Now: I will stop at that for now, and take a break. We will be finished with this chapter shortly, and then we will begin the next. (To Eleanor and Dick:) I would speak faster for you, but we need the notes for the book.

[... 2 paragraphs ...]

(Who wrote it? Dick didn’t claim authorship. He came across The Seth Material, saw similarities in Jane’s and his experiences, and came here to see if she or Seth could explain the phenomenon. There are points of correlation, of course, only Jane is presented not with just a voice but with an entire personality, Seth, who then writes books while she is in an altered state of consciousness. So she and Dick were highly interested in what Seth would say.

[... 4 paragraphs ...]

(“The inner portion of your being, using those abilities that have always been yours, interpreted the information through the kaleidoscope of your own being, using the best portions of yourself — producing, then, a brilliant truth in new clothes — but in clothes that no one could have given it but yourself. Now I will tell you: If you assign the authorship of Seagull to another, then you deny the uniqueness of your own inner self.

(“The truth came to you and was given to you, but the originality and uniqueness was provided by your own inner being, which may now be so separated from your conscious self that it seems to be apart from it.
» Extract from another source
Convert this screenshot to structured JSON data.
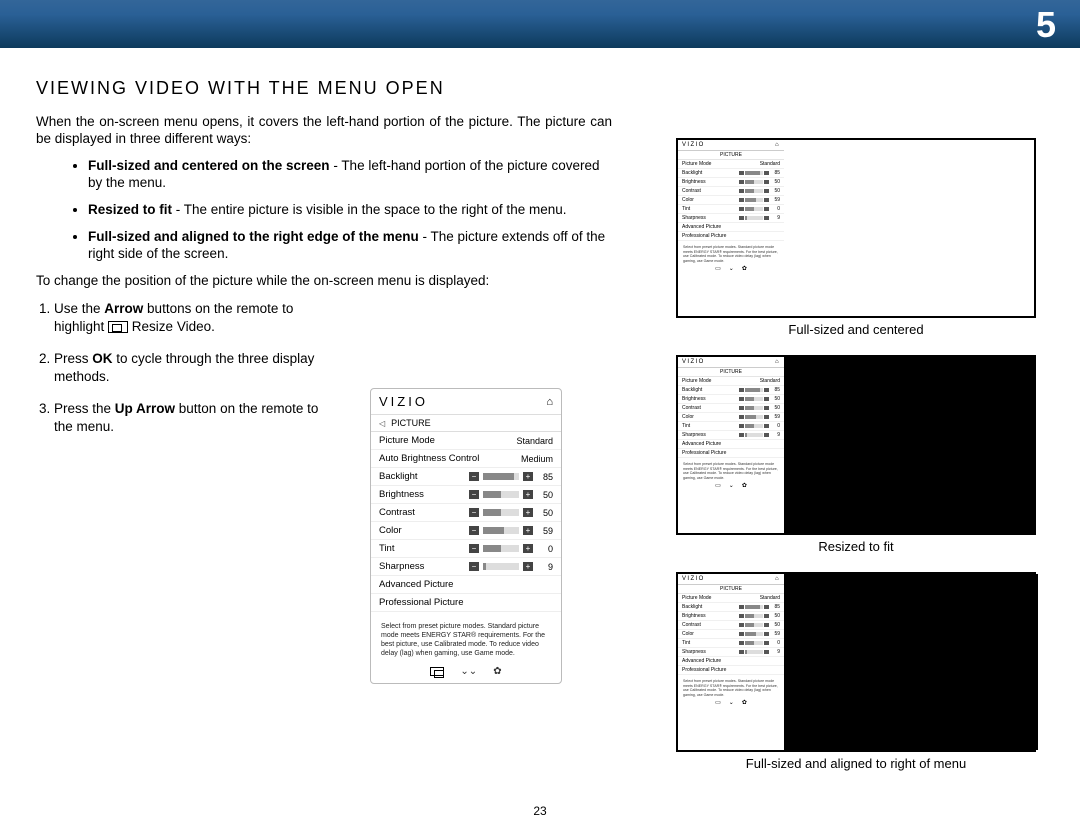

(“So other things were also involved — not only the birth of a book, but the emergence of the inner self, through art, into the physical universe. Now part of the focus and the strength comes from those two births, and the intensity behind them is also the reason why the book’s nativity strikes the world as strongly as it does. The two are merged in the book. You are looking for the author of Seagull, and I tell you I am looking at him. He may not have the face that you see when you look in the mirror, simply because you cannot see your true identity in a mirror. But I am looking at all that is visible of the author of Seagull, and you should know him best of all. And I will tell you through the years how to become acquainted with him, and more on speaking terms.